Il déménagea trois jours plus tard aux États-Unis, chez son oncle, qui devenait désormais son représentant légal. Il rencontra donc pour la première fois son cousin, Karl, qui, sans surprise, était exactement comme son père – méprisant et vicieux. Il fit aussi la connaissance de tous les employés de son oncle – car oui, il habitait désormais dans un gigantesque manoir, loin de la civilisation, ce qui changeait totalement de son taudis de Berlin –, qui étaient en réalité tous des loup-garous faisant partie de sa meute. Mais ça, Wolfgang ne l'apprit que bien plus tard. En fait, ses connaissances s'arrêtaient aux loup-garous, et éventuellement aux kanimas puisqu'il savait qu'il en était un, mais son oncle lui apprit tout ce qu'il ne connaissait pas, ou très peu, sur le surnaturel. Wolfgang connut aussi le monde des crimes organisés, des mafias en tout genre, un monde qui avait contribué à la richesse immense de son oncle. Un monde qui, étrangement, lui convenait plutôt bien, même si il n'y prenait pas vraiment part. Il préférait se mettre à l'écart des agissements de son oncle et de son cousin, faisant très rapidement ses petites affaires de son côté.

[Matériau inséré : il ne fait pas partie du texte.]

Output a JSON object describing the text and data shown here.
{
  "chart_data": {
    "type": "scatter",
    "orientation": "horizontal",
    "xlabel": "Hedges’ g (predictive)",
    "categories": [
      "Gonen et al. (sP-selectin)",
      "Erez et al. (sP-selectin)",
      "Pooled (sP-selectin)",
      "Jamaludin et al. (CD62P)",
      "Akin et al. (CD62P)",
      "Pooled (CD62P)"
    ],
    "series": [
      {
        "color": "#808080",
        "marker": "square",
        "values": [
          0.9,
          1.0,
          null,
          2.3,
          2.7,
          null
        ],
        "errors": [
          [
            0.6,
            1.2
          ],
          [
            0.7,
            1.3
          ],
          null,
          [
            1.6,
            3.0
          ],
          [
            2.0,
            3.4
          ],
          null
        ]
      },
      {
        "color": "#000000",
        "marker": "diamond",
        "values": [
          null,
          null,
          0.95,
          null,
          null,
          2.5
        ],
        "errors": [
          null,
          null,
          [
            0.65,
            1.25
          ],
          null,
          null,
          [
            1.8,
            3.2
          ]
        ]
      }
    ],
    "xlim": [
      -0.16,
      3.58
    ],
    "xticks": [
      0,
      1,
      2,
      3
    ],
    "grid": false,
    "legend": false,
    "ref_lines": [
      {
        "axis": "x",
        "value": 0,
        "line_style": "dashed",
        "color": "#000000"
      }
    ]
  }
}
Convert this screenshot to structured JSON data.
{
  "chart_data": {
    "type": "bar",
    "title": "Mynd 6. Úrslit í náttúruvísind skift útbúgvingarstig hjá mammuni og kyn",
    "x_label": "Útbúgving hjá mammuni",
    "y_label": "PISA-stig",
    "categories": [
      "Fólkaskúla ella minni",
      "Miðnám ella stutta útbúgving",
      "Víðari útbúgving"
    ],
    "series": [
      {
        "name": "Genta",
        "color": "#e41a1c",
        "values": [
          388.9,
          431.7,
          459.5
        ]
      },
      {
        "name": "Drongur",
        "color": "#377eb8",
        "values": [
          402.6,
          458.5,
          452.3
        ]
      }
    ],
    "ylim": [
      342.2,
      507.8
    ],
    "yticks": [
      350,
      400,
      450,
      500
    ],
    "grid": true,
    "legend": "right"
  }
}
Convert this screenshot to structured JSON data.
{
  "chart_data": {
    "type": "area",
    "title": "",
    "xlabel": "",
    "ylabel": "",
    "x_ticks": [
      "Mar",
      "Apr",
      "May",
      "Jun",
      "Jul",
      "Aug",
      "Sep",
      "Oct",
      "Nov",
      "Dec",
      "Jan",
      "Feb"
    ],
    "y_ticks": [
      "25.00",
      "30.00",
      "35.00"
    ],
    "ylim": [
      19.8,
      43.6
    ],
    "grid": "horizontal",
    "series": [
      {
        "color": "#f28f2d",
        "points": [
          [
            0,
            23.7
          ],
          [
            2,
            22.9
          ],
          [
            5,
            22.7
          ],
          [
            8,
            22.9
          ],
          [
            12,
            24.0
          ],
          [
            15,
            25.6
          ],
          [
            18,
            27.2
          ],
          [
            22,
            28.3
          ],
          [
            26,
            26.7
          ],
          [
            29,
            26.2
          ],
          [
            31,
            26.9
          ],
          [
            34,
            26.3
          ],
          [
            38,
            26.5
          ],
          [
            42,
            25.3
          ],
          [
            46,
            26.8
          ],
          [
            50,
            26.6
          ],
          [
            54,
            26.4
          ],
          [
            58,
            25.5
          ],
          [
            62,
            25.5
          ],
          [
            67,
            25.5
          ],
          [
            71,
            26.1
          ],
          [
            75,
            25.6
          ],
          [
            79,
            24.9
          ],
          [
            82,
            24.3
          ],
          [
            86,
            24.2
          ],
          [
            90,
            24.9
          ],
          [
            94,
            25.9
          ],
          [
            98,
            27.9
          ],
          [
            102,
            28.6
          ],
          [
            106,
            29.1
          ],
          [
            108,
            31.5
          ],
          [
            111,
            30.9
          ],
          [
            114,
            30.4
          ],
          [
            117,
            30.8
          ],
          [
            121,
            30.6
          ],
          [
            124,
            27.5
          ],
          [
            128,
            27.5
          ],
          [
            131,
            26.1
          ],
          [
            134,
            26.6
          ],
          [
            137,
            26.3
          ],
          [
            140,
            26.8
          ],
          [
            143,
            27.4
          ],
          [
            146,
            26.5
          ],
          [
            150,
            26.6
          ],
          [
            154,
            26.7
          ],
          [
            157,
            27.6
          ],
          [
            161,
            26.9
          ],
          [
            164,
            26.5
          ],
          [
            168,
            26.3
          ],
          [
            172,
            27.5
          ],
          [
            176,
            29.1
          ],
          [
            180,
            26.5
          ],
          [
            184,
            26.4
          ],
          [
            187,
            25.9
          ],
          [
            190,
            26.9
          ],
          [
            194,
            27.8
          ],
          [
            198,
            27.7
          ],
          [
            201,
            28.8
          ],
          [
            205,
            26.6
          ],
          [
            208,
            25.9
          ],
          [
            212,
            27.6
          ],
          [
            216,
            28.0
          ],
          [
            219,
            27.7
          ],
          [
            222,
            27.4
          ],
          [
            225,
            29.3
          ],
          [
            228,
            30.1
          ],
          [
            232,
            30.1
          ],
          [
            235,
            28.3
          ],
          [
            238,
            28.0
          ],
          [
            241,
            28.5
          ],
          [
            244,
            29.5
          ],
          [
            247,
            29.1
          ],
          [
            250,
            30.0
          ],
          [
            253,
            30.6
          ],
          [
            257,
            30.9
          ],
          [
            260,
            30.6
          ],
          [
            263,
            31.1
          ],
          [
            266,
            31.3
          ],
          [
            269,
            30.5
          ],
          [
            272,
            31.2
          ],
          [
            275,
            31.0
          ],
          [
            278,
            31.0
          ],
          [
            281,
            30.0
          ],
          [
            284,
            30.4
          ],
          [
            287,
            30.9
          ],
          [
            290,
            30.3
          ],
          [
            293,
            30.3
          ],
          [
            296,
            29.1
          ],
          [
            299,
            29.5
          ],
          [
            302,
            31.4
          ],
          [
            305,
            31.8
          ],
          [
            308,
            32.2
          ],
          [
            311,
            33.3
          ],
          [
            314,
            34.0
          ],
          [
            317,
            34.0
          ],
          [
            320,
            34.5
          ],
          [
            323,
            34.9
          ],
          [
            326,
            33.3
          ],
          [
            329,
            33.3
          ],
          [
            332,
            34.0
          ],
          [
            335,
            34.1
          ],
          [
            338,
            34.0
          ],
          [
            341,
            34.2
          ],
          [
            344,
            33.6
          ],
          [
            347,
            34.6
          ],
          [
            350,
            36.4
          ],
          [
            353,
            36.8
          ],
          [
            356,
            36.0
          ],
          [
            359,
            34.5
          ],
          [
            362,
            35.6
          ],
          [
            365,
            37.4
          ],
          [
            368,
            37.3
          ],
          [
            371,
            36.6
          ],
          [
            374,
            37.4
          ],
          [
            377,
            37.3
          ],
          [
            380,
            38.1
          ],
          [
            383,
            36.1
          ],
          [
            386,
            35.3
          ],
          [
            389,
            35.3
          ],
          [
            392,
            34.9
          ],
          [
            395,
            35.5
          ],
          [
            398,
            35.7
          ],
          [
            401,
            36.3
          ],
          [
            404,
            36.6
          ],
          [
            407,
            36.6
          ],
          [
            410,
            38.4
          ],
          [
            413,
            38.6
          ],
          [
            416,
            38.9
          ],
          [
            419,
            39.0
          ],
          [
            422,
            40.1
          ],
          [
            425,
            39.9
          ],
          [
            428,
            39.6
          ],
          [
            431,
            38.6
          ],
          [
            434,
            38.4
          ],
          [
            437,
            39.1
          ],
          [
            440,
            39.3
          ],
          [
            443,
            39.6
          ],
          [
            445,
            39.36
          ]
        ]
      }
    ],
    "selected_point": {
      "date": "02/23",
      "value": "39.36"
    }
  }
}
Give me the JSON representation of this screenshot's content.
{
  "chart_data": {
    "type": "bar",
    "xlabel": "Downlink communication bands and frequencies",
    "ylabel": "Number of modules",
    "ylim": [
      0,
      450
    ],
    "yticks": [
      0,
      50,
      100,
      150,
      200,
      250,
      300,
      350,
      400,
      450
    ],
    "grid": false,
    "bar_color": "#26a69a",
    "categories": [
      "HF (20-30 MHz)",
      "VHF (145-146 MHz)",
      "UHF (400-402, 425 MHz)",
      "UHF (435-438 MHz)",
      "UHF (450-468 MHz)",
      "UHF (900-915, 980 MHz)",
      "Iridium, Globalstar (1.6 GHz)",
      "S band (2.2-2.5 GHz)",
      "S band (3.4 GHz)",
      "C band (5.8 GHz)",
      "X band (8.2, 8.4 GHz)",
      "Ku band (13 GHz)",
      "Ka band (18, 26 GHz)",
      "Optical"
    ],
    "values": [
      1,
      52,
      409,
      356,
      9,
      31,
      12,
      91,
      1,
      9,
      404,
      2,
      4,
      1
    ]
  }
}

En réalité, malgré tout ça, sa vie aux États-Unis ne changeait pas beaucoup de celle en Allemagne. Même si Franz ne le battait pas comme son père le faisait, il prenait un malin plaisir à le mettre plus bas que terre, pour au contraire, mettre Karl sur un pied d'estale. Wolfgang était sans arrêt humilié, toujours pris de haut, que ce soit par n'importe quel habitant dans ce manoir, même les employés. Simplement parce qu'ils savaient tous – ou pensaient tous, plutôt, qu'il n'était rien d'autre qu'un humain, un pauvre et misérable humain perdu dans une meute de loup-garous.
Il n'attendit pas longtemps pour s'enfuir de là, et enfin vivre cette vie de solitaire dont il rêvait tant. Après avoir voyagé dans le pays – pays dans lequel il avait du mal à s'intégrer, d'ailleurs – et avoir continué ses affaires de cambriolage dans quoi il excellait, il atterrit à Beacon Hills, là où il est installé depuis environ un an maintenant. Il avait déjà entendu parler de cette ville qui, bizarrement, l'attirait, sans qu'il ne sache pourquoi. Il y a peu de temps, il trouva même un maître pour le kanima qui se cachait toujours au fond de lui, bien qu'il ne sache toujours pas qui il est – en fait il ne sait même pas qu'il a un maître, alors à quoi bon chercher quelque chose dont il n'a jamais su l'existence.
Si on lui demandait maintenant quel est son but dans la vie, Wolfgang n'aurait qu'une réponse ; c'est d'échapper à la seule chose qui ne cesse de le poursuivre, c'est de changer la seule chose qui ne peut être changée. Son passé.